We passed both inspections (engineer & city) and so this morning, at 9:30am, the Lafarge cement truck rolled up to our place and got set to pump. We showed up just after 10am, and they were in full swing. The whole thing was fast and efficient with one person running the truck, one person running the "concrete hose" (aka. line pump), and then two others (our formers) vibrating (to remove air from the concrete) and troweling the footings level. We used 28 MPA (hardness of concrete) with 30% flyash - which is a "green" aspect to concrete (concrete's really energy-intensive to make, and fly ash is a by product from coal-fired power plants that used to go to waste...the fly ash also helps to strengthen the concrete). I opted to go for Lafarge in part because I know they've been a strong advocate on the global level for improving the carbon footprint (and other conservation issues) associated with concrete (WWF has had a partnership with them for many years now). I'm not suggesting they're perfect, but at least they're aware and trying to make a difference on a number of fronts, which is a step beyond ignoring the problem.
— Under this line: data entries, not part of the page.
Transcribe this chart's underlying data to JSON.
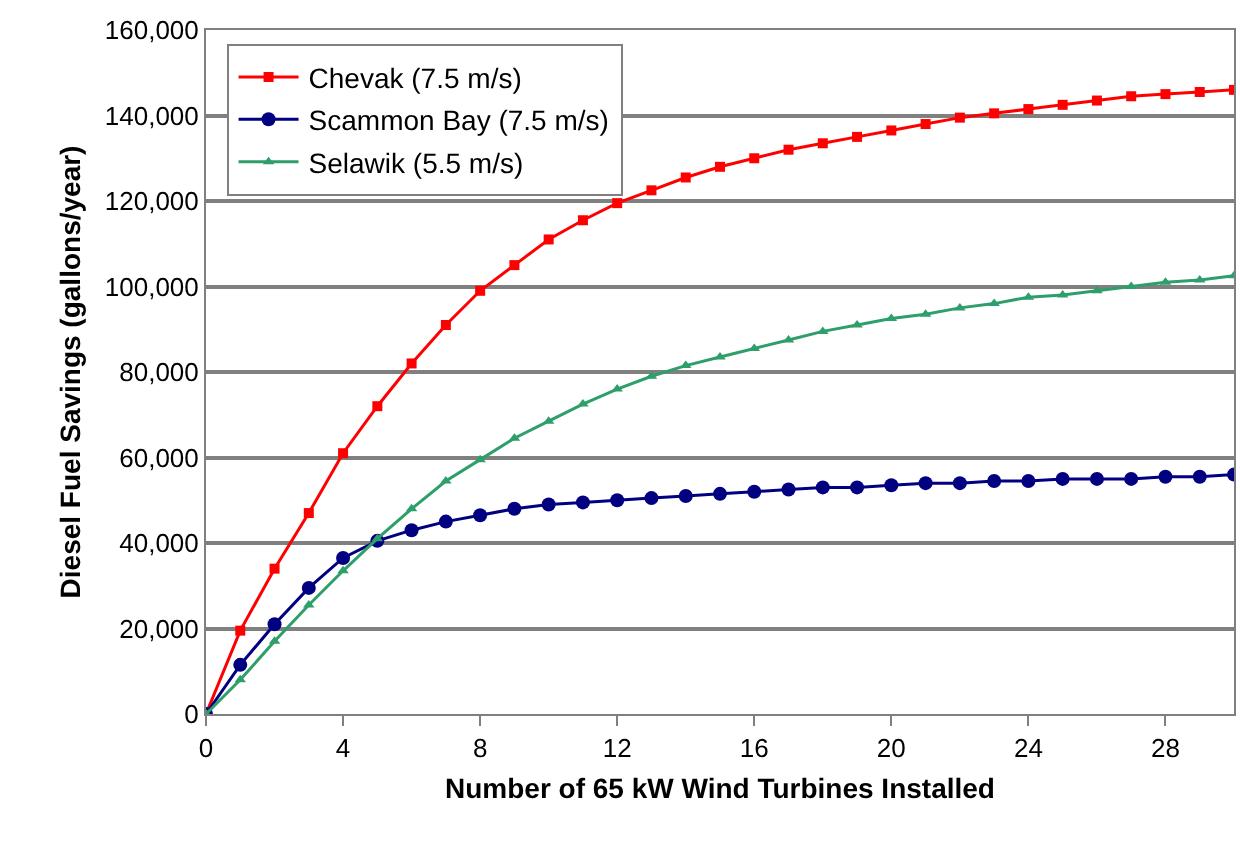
{
  "chart_data": {
    "type": "line",
    "xlabel": "Number of 65 kW Wind Turbines Installed",
    "ylabel": "Diesel Fuel Savings (gallons/year)",
    "x": [
      0,
      1,
      2,
      3,
      4,
      5,
      6,
      7,
      8,
      9,
      10,
      11,
      12,
      13,
      14,
      15,
      16,
      17,
      18,
      19,
      20,
      21,
      22,
      23,
      24,
      25,
      26,
      27,
      28,
      29,
      30
    ],
    "series": [
      {
        "name": "Chevak (7.5 m/s)",
        "color": "#ff0000",
        "marker": "square",
        "values": [
          0,
          19500,
          34000,
          47000,
          61000,
          72000,
          82000,
          91000,
          99000,
          105000,
          111000,
          115500,
          119500,
          122500,
          125500,
          128000,
          130000,
          132000,
          133500,
          135000,
          136500,
          138000,
          139500,
          140500,
          141500,
          142500,
          143500,
          144500,
          145000,
          145500,
          146000
        ]
      },
      {
        "name": "Scammon Bay (7.5 m/s)",
        "color": "#000080",
        "marker": "circle",
        "values": [
          0,
          11500,
          21000,
          29500,
          36500,
          40500,
          43000,
          45000,
          46500,
          48000,
          49000,
          49500,
          50000,
          50500,
          51000,
          51500,
          52000,
          52500,
          53000,
          53000,
          53500,
          54000,
          54000,
          54500,
          54500,
          55000,
          55000,
          55000,
          55500,
          55500,
          56000
        ]
      },
      {
        "name": "Selawik (5.5 m/s)",
        "color": "#2e9e6a",
        "marker": "triangle",
        "values": [
          0,
          8000,
          17000,
          25500,
          33500,
          41000,
          48000,
          54500,
          59500,
          64500,
          68500,
          72500,
          76000,
          79000,
          81500,
          83500,
          85500,
          87500,
          89500,
          91000,
          92500,
          93500,
          95000,
          96000,
          97500,
          98000,
          99000,
          100000,
          101000,
          101500,
          102500
        ]
      }
    ],
    "xlim": [
      0,
      30
    ],
    "xticks": [
      0,
      4,
      8,
      12,
      16,
      20,
      24,
      28
    ],
    "ylim": [
      0,
      160000
    ],
    "yticks": [
      {
        "value": 0,
        "label": "0"
      },
      {
        "value": 20000,
        "label": "20,000"
      },
      {
        "value": 40000,
        "label": "40,000"
      },
      {
        "value": 60000,
        "label": "60,000"
      },
      {
        "value": 80000,
        "label": "80,000"
      },
      {
        "value": 100000,
        "label": "100,000"
      },
      {
        "value": 120000,
        "label": "120,000"
      },
      {
        "value": 140000,
        "label": "140,000"
      },
      {
        "value": 160000,
        "label": "160,000"
      }
    ],
    "grid": "y",
    "legend": "top left",
    "line_style": "solid"
  }
}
Fastfoot plastic sheets in place for footings

First pour!


Kristina: pregnant supervisor extraordinaire

I also opted to use Fab-Form's Fastfoot product which is basically "footing in a bag". The reasons: it results in less use of lumber, it results in less waste of concrete (attested to by the fact that we managed all of the pour in one go, despite thinking we might need some additional concrete), and it waterproofs the footings, which is a nice plus to have when you're sitting on clay at the bottom of a hill. They seemed to work really well and I'll guess I'll find out tomorrow or Monday how they look (NOTE: checked in today...looking good and hard)!


Final section of pour with Mark looking on supervising



So, we now have footings. Apparently they'll have enough strength to actually build on by tomorrow afternoon, and then cure over the course of several weeks until they reach maximum strength. On Monday, the insulated concrete forms will arrive and get set up. Hopefully that means we'll do another set of inspections on Tuesday, and the second pour on Wednesday, with backframing beginning on Thursday. At that point, the house will really start to take shape.


Footings: troweled and with rebar tied-in.


In other news:
- No baby yet
- Most of the windows are apparently ready (way ahead of schedule!) which is good...but we still need to get some other ones into production (front and rear). Hopefully we can do that soon - possibly as early as next weekend even if things go really well (though I'm not crossing my fingers on that).
- Think I've found some fir flooring that can be used to replace the damaged stuff upstairs for a few hundred dollars.
- I'm concluding that I'd like to have some storage space up in the attic and ultimately, that we'll put in an insulated shed at the rear as well.

So - wish us luck for the baby and the finishing the rest of the foundations this week!